The DNS query reveals two MX (mail) servers within the target 216.163.128.0/20 netblock. Since the names mx.chi and mx.la imply that they are in different regions (Chicago and Los Angeles), I decide to test them both for latency. The ping results are shown in Example 4.8.

Example 4.8. Pinging the MX servers

core~> ping -c5 mx.chi.playboy.com
PING mx.chi.playboy.com (216.163.143.4) 56(84) bytes of data.

--- mx.chi.playboy.com ping statistics ---
5 packets transmitted, 0 received, 100% packet loss, time 4000ms

core~> ping -c5 mx.la.playboy.com
PING mx.la.playboy.com (216.163.128.15) 56(84) bytes of data.

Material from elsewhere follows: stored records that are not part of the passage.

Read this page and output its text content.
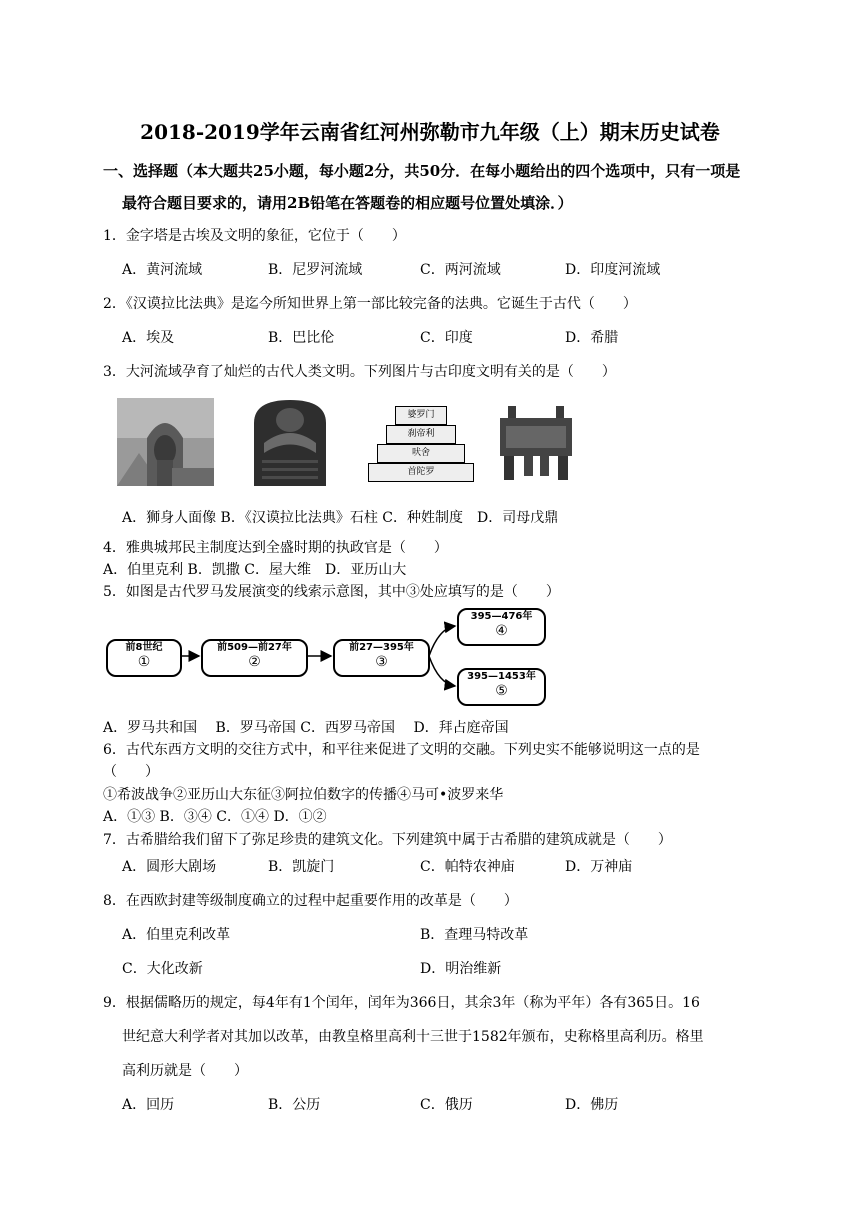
2018-2019学年云南省红河州弥勒市九年级（上）期末历史试卷
一、选择题（本大题共25小题，每小题2分，共50分．在每小题给出的四个选项中，只有一项是
最符合题目要求的，请用2B铅笔在答题卷的相应题号位置处填涂．）
1．金字塔是古埃及文明的象征，它位于（　　）
A．黄河流域	B．尼罗河流域	C．两河流域	D．印度河流域
2．《汉谟拉比法典》是迄今所知世界上第一部比较完备的法典。它诞生于古代（　　）
A．埃及	B．巴比伦	C．印度	D．希腊
3．大河流域孕育了灿烂的古代人类文明。下列图片与古印度文明有关的是（　　）
婆罗门
刹帝利
吠舍
首陀罗
A．狮身人面像 B．《汉谟拉比法典》石柱 C．种姓制度　D．司母戊鼎
4．雅典城邦民主制度达到全盛时期的执政官是（　　）
A．伯里克利 B．凯撒 C．屋大维　D．亚历山大
5．如图是古代罗马发展演变的线索示意图，其中③处应填写的是（　　）
前8世纪
①
前509—前27年
②
前27—395年
③
395—476年
④
395—1453年
⑤
A．罗马共和国　 B．罗马帝国 C．西罗马帝国　 D．拜占庭帝国
6．古代东西方文明的交往方式中，和平往来促进了文明的交融。下列史实不能够说明这一点的是
（　　）
①希波战争②亚历山大东征③阿拉伯数字的传播④马可•波罗来华
A．①③ B．③④ C．①④ D．①②
7．古希腊给我们留下了弥足珍贵的建筑文化。下列建筑中属于古希腊的建筑成就是（　　）
A．圆形大剧场	B．凯旋门	C．帕特农神庙	D．万神庙
8．在西欧封建等级制度确立的过程中起重要作用的改革是（　　）
A．伯里克利改革	B．查理马特改革
C．大化改新	D．明治维新
9．根据儒略历的规定，每4年有1个闰年，闰年为366日，其余3年（称为平年）各有365日。16
世纪意大利学者对其加以改革，由教皇格里高利十三世于1582年颁布，史称格里高利历。格里
高利历就是（　　）
A．回历	B．公历	C．俄历	D．佛历
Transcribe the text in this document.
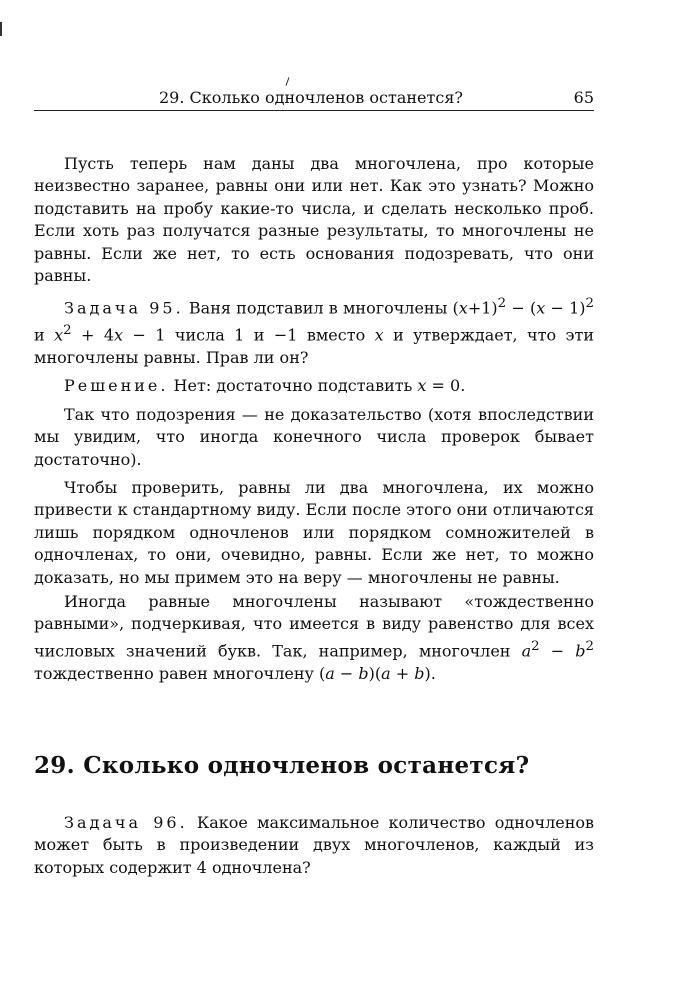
29. Сколько одночленов останется?	65

Пусть теперь нам даны два многочлена, про которые неизвестно заранее, равны они или нет. Как это узнать? Можно подставить на пробу какие-то числа, и сделать несколько проб. Если хоть раз получатся разные результаты, то многочлены не равны. Если же нет, то есть основания подозревать, что они равны.

Задача 95. Ваня подставил в многочлены $(x+1)^2 - (x - 1)^2$ и $x^2 + 4x - 1$ числа 1 и −1 вместо x и утверждает, что эти многочлены равны. Прав ли он?

Решение. Нет: достаточно подставить x = 0.

Так что подозрения — не доказательство (хотя впоследствии мы увидим, что иногда конечного числа проверок бывает достаточно).

Чтобы проверить, равны ли два многочлена, их можно привести к стандартному виду. Если после этого они отличаются лишь порядком одночленов или порядком сомножителей в одночленах, то они, очевидно, равны. Если же нет, то можно доказать, но мы примем это на веру — многочлены не равны.

Иногда равные многочлены называют «тождественно равными», подчеркивая, что имеется в виду равенство для всех числовых значений букв. Так, например, многочлен $a^2 - b^2$ тождественно равен многочлену (a − b)(a + b).

29. Сколько одночленов останется?

Задача 96. Какое максимальное количество одночленов может быть в произведении двух многочленов, каждый из которых содержит 4 одночлена?
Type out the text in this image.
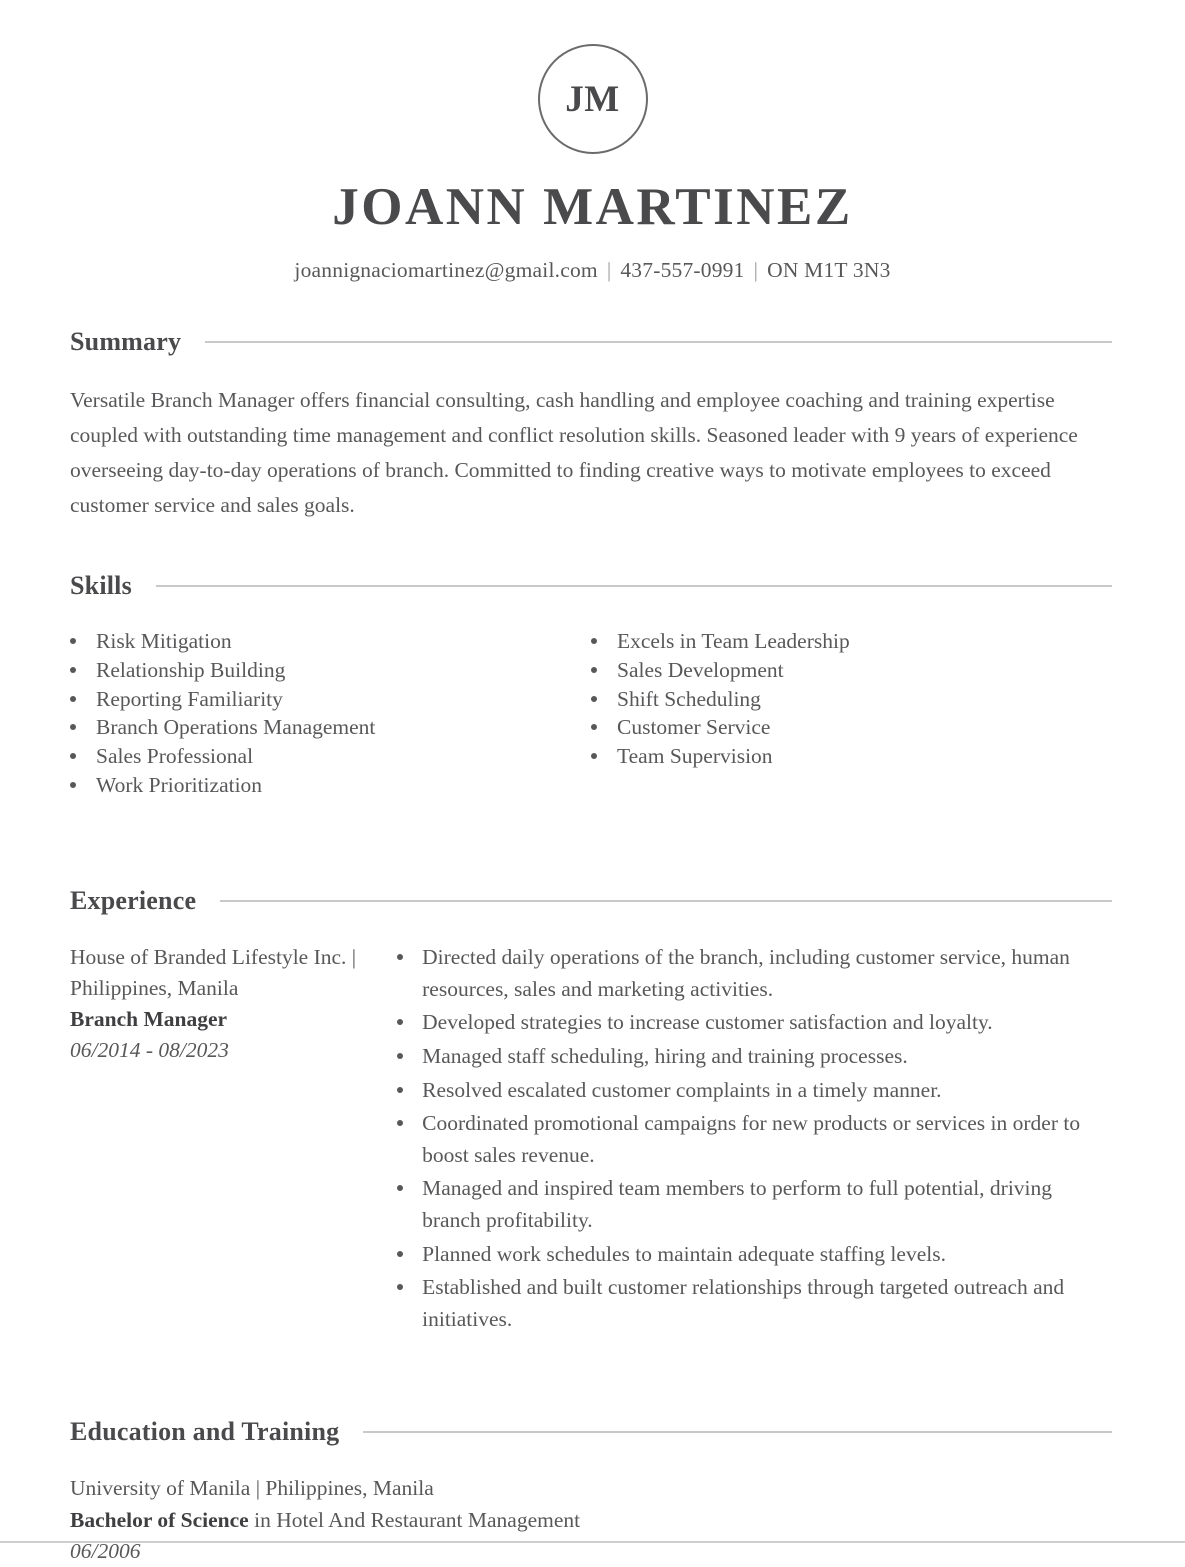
JM
JOANN MARTINEZ
joannignaciomartinez@gmail.com | 437-557-0991 | ON M1T 3N3
Summary
Versatile Branch Manager offers financial consulting, cash handling and employee coaching and training expertise coupled with outstanding time management and conflict resolution skills. Seasoned leader with 9 years of experience overseeing day-to-day operations of branch. Committed to finding creative ways to motivate employees to exceed customer service and sales goals.
Skills
Risk Mitigation
Relationship Building
Reporting Familiarity
Branch Operations Management
Sales Professional
Work Prioritization
Excels in Team Leadership
Sales Development
Shift Scheduling
Customer Service
Team Supervision
Experience
House of Branded Lifestyle Inc. | Philippines, Manila
Branch Manager
06/2014 - 08/2023
Directed daily operations of the branch, including customer service, human resources, sales and marketing activities.
Developed strategies to increase customer satisfaction and loyalty.
Managed staff scheduling, hiring and training processes.
Resolved escalated customer complaints in a timely manner.
Coordinated promotional campaigns for new products or services in order to boost sales revenue.
Managed and inspired team members to perform to full potential, driving branch profitability.
Planned work schedules to maintain adequate staffing levels.
Established and built customer relationships through targeted outreach and initiatives.
Education and Training
University of Manila | Philippines, Manila
Bachelor of Science in Hotel And Restaurant Management
06/2006
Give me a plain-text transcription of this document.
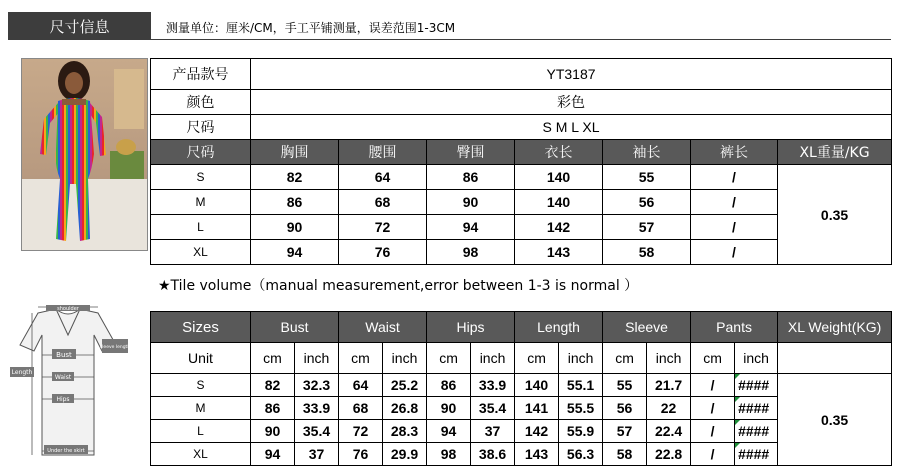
尺寸信息	测量单位：厘米/CM，手工平铺测量，误差范围1-3CM
产品款号	YT3187						
颜色	彩色						
尺码	S M L XL						
尺码	胸围	腰围	臀围	衣长	袖长	裤长	XL重量/KG
S	82	64	86	140	55	/	0.35
M	86	68	90	140	56	/	
L	90	72	94	142	57	/	
XL	94	76	98	143	58	/	
★Tile volume（manual measurement,error between 1-3 is normal ）
shoulder
sleeve length
Bust
Waist
Hips
Length
Under the skirt
Sizes	Bust		Waist		Hips		Length		Sleeve		Pants		XL Weight(KG)
Unit	cm	inch	cm	inch	cm	inch	cm	inch	cm	inch	cm	inch	
S	82	32.3	64	25.2	86	33.9	140	55.1	55	21.7	/	####	0.35
M	86	33.9	68	26.8	90	35.4	141	55.5	56	22	/	####	
L	90	35.4	72	28.3	94	37	142	55.9	57	22.4	/	####	
XL	94	37	76	29.9	98	38.6	143	56.3	58	22.8	/	####	
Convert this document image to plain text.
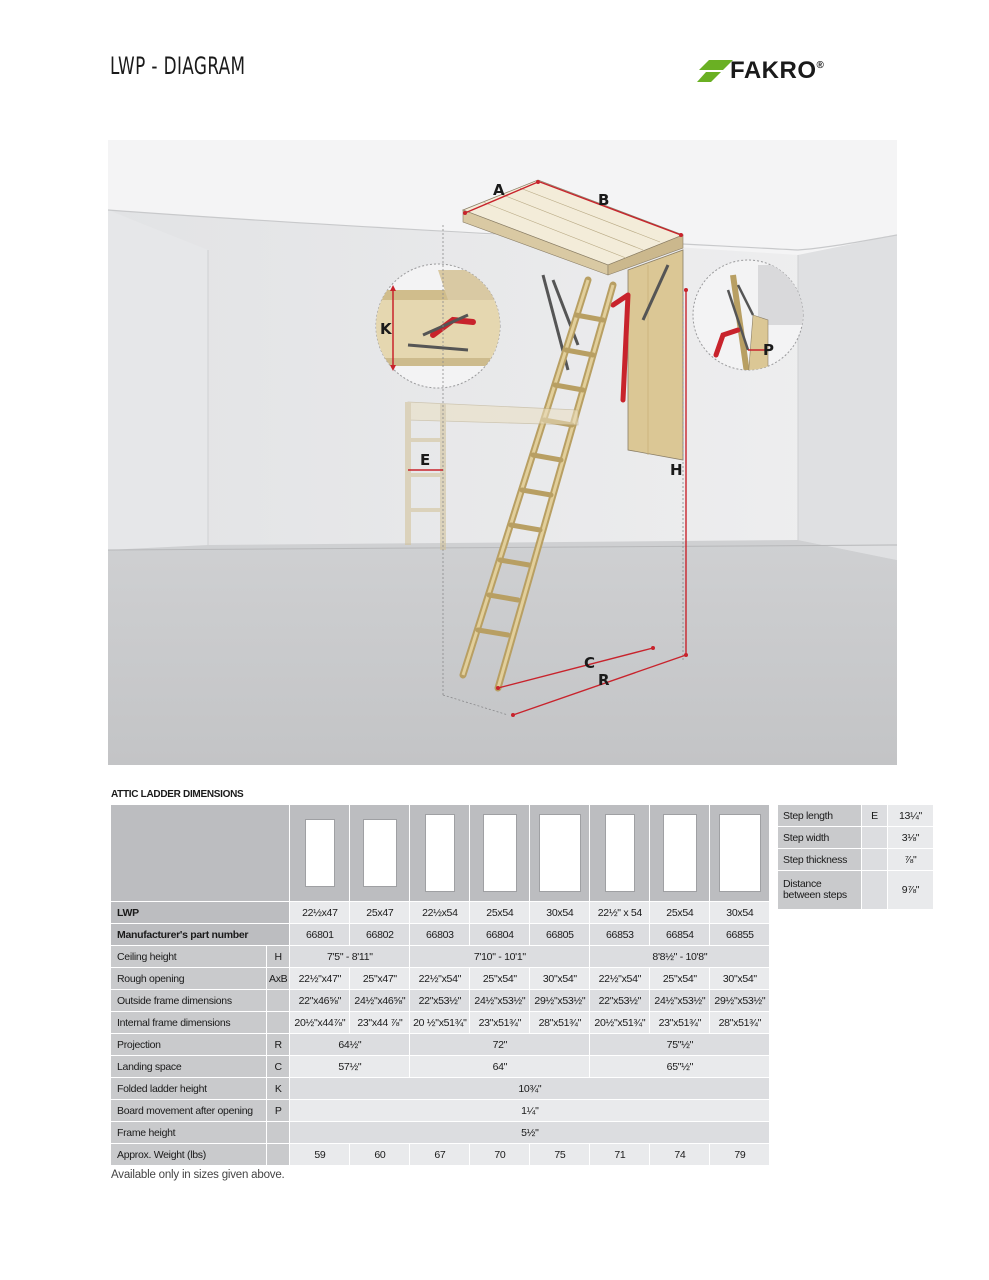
LWP - DIAGRAM	FAKRO®
A
B
K
P
E
H
C
R
ATTIC LADDER DIMENSIONS

LWP		22½x47	25x47	22½x54	25x54	30x54	22½" x 54	25x54	30x54
Manufacturer's part number		66801	66802	66803	66804	66805	66853	66854	66855
Ceiling height	H	7'5" - 8'11"		7'10" - 10'1"			8'8½" - 10'8"		
Rough opening	AxB	22½"x47"	25"x47"	22½"x54"	25"x54"	30"x54"	22½"x54"	25"x54"	30"x54"
Outside frame dimensions		22"x46⅝"	24½"x46⅝"	22"x53½"	24½"x53½"	29½"x53½"	22"x53½"	24½"x53½"	29½"x53½"
Internal frame dimensions		20½"x44⅞"	23"x44 ⅞"	20 ½"x51¾"	23"x51¾"	28"x51¾"	20½"x51¾"	23"x51¾"	28"x51¾"
Projection	R	64½"		72"			75"½"		
Landing space	C	57½"		64"			65"½"		
Folded ladder height	K	10¾"							
Board movement after opening	P	1¼"							
Frame height		5½"							
Approx. Weight (lbs)		59	60	67	70	75	71	74	79
Step length	E	13¼"
Step width		3⅛"
Step thickness		⅞"
Distance between steps		9⅞"
Available only in sizes given above.
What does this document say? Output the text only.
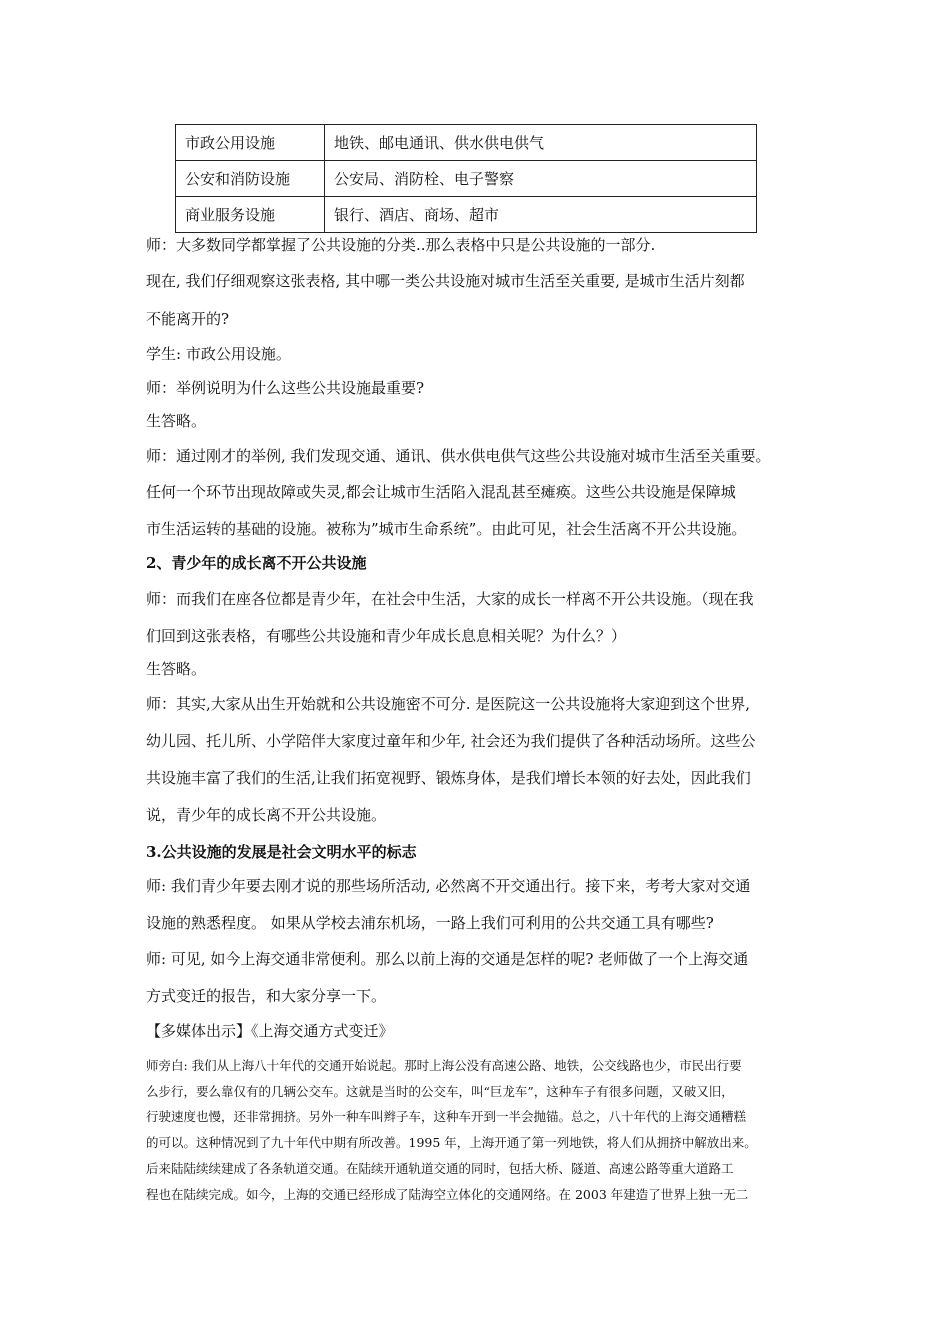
市政公用设施	地铁、邮电通讯、供水供电供气
公安和消防设施	公安局、消防栓、电子警察
商业服务设施	银行、酒店、商场、超市
师：大多数同学都掌握了公共设施的分类..那么表格中只是公共设施的一部分.
现在, 我们仔细观察这张表格, 其中哪一类公共设施对城市生活至关重要, 是城市生活片刻都
不能离开的?
学生: 市政公用设施。
师：举例说明为什么这些公共设施最重要?
生答略。
师：通过刚才的举例, 我们发现交通、通讯、供水供电供气这些公共设施对城市生活至关重要。
任何一个环节出现故障或失灵,都会让城市生活陷入混乱甚至瘫痪。这些公共设施是保障城
市生活运转的基础的设施。被称为”城市生命系统”。由此可见，社会生活离不开公共设施。
2、青少年的成长离不开公共设施
师：而我们在座各位都是青少年，在社会中生活，大家的成长一样离不开公共设施。（现在我
们回到这张表格，有哪些公共设施和青少年成长息息相关呢？为什么？）
生答略。
师：其实,大家从出生开始就和公共设施密不可分. 是医院这一公共设施将大家迎到这个世界,
幼儿园、托儿所、小学陪伴大家度过童年和少年, 社会还为我们提供了各种活动场所。这些公
共设施丰富了我们的生活,让我们拓宽视野、锻炼身体，是我们增长本领的好去处，因此我们
说，青少年的成长离不开公共设施。
3.公共设施的发展是社会文明水平的标志
师: 我们青少年要去刚才说的那些场所活动, 必然离不开交通出行。接下来，考考大家对交通
设施的熟悉程度。 如果从学校去浦东机场，一路上我们可利用的公共交通工具有哪些?
师: 可见, 如今上海交通非常便利。那么以前上海的交通是怎样的呢? 老师做了一个上海交通
方式变迁的报告，和大家分享一下。
【多媒体出示】《上海交通方式变迁》
师旁白: 我们从上海八十年代的交通开始说起。那时上海公没有高速公路、地铁，公交线路也少，市民出行要
么步行，要么靠仅有的几辆公交车。这就是当时的公交车，叫“巨龙车”，这种车子有很多问题，又破又旧，
行驶速度也慢，还非常拥挤。另外一种车叫辫子车，这种车开到一半会抛锚。总之，八十年代的上海交通糟糕
的可以。这种情况到了九十年代中期有所改善。1995 年，上海开通了第一列地铁，将人们从拥挤中解放出来。
后来陆陆续续建成了各条轨道交通。在陆续开通轨道交通的同时，包括大桥、隧道、高速公路等重大道路工
程也在陆续完成。如今，上海的交通已经形成了陆海空立体化的交通网络。在 2003 年建造了世界上独一无二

--- mx.la.playboy.com ping statistics ---
5 packets transmitted, 0 received, 100% packet loss, time 4011ms

Well, that attempt was a miserable failure! The hosts seem to be blocking ICMP ping packets. Since they are mail servers, they must have TCP port 25 open, so I try again using hping2 to perform a TCP ping against port 25, as demonstrated in Example 4.9.

Example 4.9. TCP pinging the MX servers

core# hping2 --syn -p 25 -c 5 mx.chi.playboy.com
eth0 default routing interface selected (according to /proc)
HPING mx.chi.playboy.com (eth0 216.163.143.4): S set, 40 headers + 0 data bytes
46 bytes from 216.163.143.4: flags=SA seq=0 ttl=51 id=14221 rtt=56.8 ms
46 bytes from 216.163.143.4: flags=SA seq=1 ttl=51 id=14244 rtt=56.9 ms
46 bytes from 216.163.143.4: flags=SA seq=2 ttl=51 id=14274 rtt=56.9 ms
46 bytes from 216.163.143.4: flags=SA seq=3 ttl=51 id=14383 rtt=61.8 ms
46 bytes from 216.163.143.4: flags=SA seq=4 ttl=51 id=14387 rtt=57.5 ms

--- mx.chi.playboy.com hping statistic ---
5 packets transmitted, 5 packets received, 0% packet loss
round-trip min/avg/max = 56.8/58.0/61.8 ms

core# hping2 --syn -p 25 -c 5 mx.la.playboy.com
eth0 default routing interface selected (according to /proc)
HPING mx.la.playboy.com (eth0 216.163.128.15): S set, 40 headers + 0 data bytes
46 bytes from 216.163.128.15: flags=SA seq=0 ttl=52 id=58728 rtt=16.0 ms
46 bytes from 216.163.128.15: flags=SA seq=1 ttl=52 id=58753 rtt=15.4 ms
46 bytes from 216.163.128.15: flags=SA seq=2 ttl=52 id=58790 rtt=15.5 ms
46 bytes from 216.163.128.15: flags=SA seq=3 ttl=52 id=58870 rtt=16.4 ms
46 bytes from 216.163.128.15: flags=SA seq=4 ttl=52 id=58907 rtt=15.5 ms

--- mx.la.playboy.com hping statistic ---
5 packets transmitted, 5 packets received, 0% packet loss
round-trip min/avg/max = 15.4/15.8/16.4 ms

These are the results I was looking for. The LA host never takes more than 16 milliseconds to respond, while the Chicago one takes up to 62 milliseconds. This is not surprising, given that I am probing from a machine in California. It pays to be cautious, and latency can increase during heavy scanning, so I decide to let Nmap wait up to 200 milliseconds for responses. I'll have it start with a timeout of 150 ms. So I pass it the options --max-rtt-timeout 200ms --initial-rtt-timeout 150ms. To set a generally aggressive timing mode, I specify -T4 at the beginning of the line.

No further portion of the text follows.